1 => En préambule, il est utile de situer les idées, sources et projets de Bernard Stiegler :
+ Avec la robotisation, l’automatisation et le techno-libéralisme, de nombreux emplois vont disparaître sans être compensés. L’alternative proposée consiste à revaloriser l’idée de travail au service de la collectivité reconnu sous la forme d’un revenu contributif (et non universel). Une recherche est en cours à ce propos sur le territoire Plaine commune St Denis. http://francestrategie1727.fr/wp-content/uploads/2016/02/projet-plaine-commune-10.03-bernard-stiegler.pdf
+ Concrètement, B Stiegler précise : « c’est une question de macro-économie qui doit dépasser le couple valeur d’usage/valeur d’échange, et promouvoir ce que nous appelons valeur pratique (c’est-à-dire les savoirs) et valeur sociétale (c’est-à-dire qui renforce fonctionnellement la solidarité)… Ce sont les savoir-faire, les savoir-vivre et les savoirs formels, de concevoir par exemple, qui constituent la base d’une économie contributive. C’est en fait la généralisation du modèle des intermittents du spectacle, qui cultivent leurs savoirs avec l’aide de leur revenu intermittent et qui les valorisent lorsqu’ils entrent en production. » http://rue89.nouvelobs.com/2014/06/27/bernard-stiegler-les-gens-perdent-sentiment-dexister-votent-front-national-253270
2 => Les interventions du jour
2-1 A la suite d’Ars Industrialis, J C Englebert a cherché à illustrer par une présentation historique et économique les concepts d’antropie et de néguantropie.A noter que ces concepts s’écrivent normalement avec un e et non un a. B Stiegler justifie cette modification par le fait que les ayant emprunté à la thermodynamique pour les appliquer à une lecture économique et sociale de la réalité, ce transfert ouvre à la compréhension de phénomènes plus larges et donc transforme quelque peu leur sens, d’où la nécessité de les singulariser orthographiquement.

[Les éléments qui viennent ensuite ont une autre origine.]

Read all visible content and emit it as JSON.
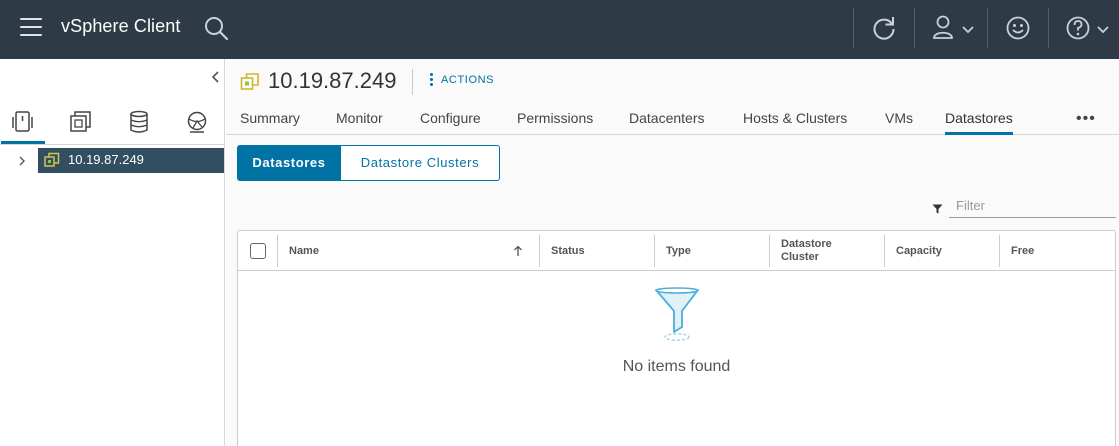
{
  "header": {
    "app_title": "vSphere Client",
    "icons": [
      "menu-icon",
      "search-icon",
      "refresh-icon",
      "user-icon",
      "chevron-down-icon",
      "feedback-smiley-icon",
      "help-icon"
    ],
    "colors": {
      "header_bg": "#2e3b47",
      "accent": "#0072a3",
      "selected_node_bg": "#324f61"
    }
  },
  "sidebar": {
    "nav_icons": [
      "hosts-and-clusters-icon",
      "vms-and-templates-icon",
      "storage-icon",
      "networking-icon"
    ],
    "tree": [
      {
        "label": "10.19.87.249",
        "expanded": false,
        "selected": true
      }
    ]
  },
  "object": {
    "title": "10.19.87.249",
    "actions_label": "ACTIONS"
  },
  "tabs": [
    {
      "label": "Summary"
    },
    {
      "label": "Monitor"
    },
    {
      "label": "Configure"
    },
    {
      "label": "Permissions"
    },
    {
      "label": "Datacenters"
    },
    {
      "label": "Hosts & Clusters"
    },
    {
      "label": "VMs"
    },
    {
      "label": "Datastores",
      "active": true
    }
  ],
  "more_label": "•••",
  "subtabs": [
    {
      "label": "Datastores",
      "active": true
    },
    {
      "label": "Datastore Clusters"
    }
  ],
  "filter": {
    "placeholder": "Filter",
    "value": ""
  },
  "grid": {
    "columns": [
      "Name",
      "Status",
      "Type",
      "Datastore Cluster",
      "Capacity",
      "Free"
    ],
    "sort_column": "Name",
    "sort_direction": "ascending",
    "rows": [],
    "empty_text": "No items found"
  }
}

L’écologie politique est ici interrogée. L’anthropocène caractérise l'époque de l'histoire de la Terre au cours de laquelle les activités humaines ont commencé à impacter significativement l'écosystème planétaire. Ces activités se traduisent à la fois par un développement de l’exosomatisation (qui désigne la poursuite de l’évolution de la vie par des organes artificiels et non plus seulement somatiques) et par un développement de l’entropie (définissant d’une part un état de désordre croissant et d’autre part une dégradation de l'énergie liée à une augmentation de cette entropie).

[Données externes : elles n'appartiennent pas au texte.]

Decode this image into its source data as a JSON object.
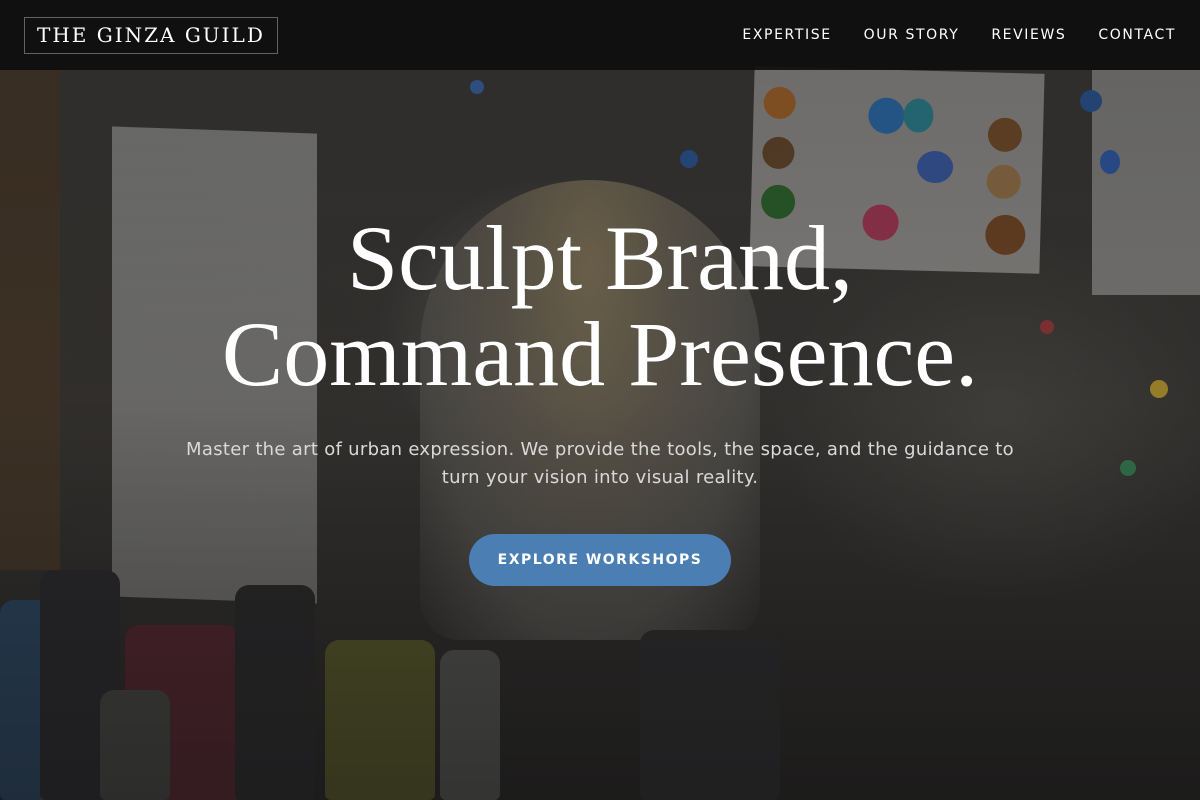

L’automatisation grandissante de notre quotidien relève de l’exosomatisation. De leur côté, les crises financières et économiques sont de l’ordre des phénomènes antropiques. Ainsi, la financiarisation débridée que nous connaissons depuis deux décennies, a créé un système hautement destructeur avec les montages dans un premier temps d’un marché du crédit pour personnes insolvables puis d’un marché spéculatif sur les produits dérivés du premier. A la suite, ses effets et ceux plus larges qui résultent des dérégulations techno-libérales attaquent durement les fragiles équilibres sociétaux. Pour les populations, confrontées aux risques psychosociaux ou placées sous perfusions par le chômage et des médias abêtissants, cela se traduit par une perte de valeurs pratiques et une anémie réflexive.

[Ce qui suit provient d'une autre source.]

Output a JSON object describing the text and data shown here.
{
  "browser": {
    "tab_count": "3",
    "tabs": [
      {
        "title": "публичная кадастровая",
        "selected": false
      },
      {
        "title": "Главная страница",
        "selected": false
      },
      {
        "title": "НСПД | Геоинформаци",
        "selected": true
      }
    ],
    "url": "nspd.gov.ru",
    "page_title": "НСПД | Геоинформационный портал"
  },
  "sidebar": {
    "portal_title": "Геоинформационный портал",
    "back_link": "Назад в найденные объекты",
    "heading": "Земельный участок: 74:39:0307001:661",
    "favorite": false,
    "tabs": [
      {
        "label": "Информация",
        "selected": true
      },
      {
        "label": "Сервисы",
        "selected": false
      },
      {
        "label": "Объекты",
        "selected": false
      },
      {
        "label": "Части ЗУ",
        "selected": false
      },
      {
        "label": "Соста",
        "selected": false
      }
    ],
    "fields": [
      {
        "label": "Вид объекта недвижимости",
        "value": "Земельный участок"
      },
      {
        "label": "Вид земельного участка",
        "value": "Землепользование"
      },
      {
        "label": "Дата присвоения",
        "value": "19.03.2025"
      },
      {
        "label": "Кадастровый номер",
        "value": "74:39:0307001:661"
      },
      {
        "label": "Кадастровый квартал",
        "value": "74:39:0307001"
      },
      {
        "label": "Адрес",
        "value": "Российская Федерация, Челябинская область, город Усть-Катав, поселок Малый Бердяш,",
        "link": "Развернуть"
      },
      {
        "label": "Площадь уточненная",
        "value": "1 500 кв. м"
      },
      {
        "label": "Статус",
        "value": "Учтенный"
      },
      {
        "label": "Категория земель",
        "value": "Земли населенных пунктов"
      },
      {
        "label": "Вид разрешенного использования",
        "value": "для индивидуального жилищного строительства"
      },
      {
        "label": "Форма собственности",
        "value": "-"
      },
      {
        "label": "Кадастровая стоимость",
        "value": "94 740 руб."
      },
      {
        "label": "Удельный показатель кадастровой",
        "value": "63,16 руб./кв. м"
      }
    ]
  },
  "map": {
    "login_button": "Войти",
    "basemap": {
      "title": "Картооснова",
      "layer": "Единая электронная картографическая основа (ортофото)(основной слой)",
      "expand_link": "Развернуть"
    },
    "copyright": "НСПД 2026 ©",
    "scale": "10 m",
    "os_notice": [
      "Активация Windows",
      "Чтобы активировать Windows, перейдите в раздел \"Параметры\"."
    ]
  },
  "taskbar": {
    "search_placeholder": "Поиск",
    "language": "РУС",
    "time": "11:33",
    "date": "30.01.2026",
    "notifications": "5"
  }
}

La novlangue, chère à George Orwell, gagne ainsi une partie significative des populations. Dépossédés de la maîtrise du langage et des concepts, les gens sont rendus ignorants et dépendants. Ils deviennent alors des sujets aisément manipulables par les médias de masse et des idéologues peu soucieux d’objectivité et de fraternité. Face à cela, selon ces auteurs, seule une dynamique néguantropique bien pensé pourra partager une vision globale de la société macro-cosmos respectueux de notre condition humaine. Des implications locales micro-cosmos s’en suivront. La recherche en cours à la Plaine commune entre dans cette perspective.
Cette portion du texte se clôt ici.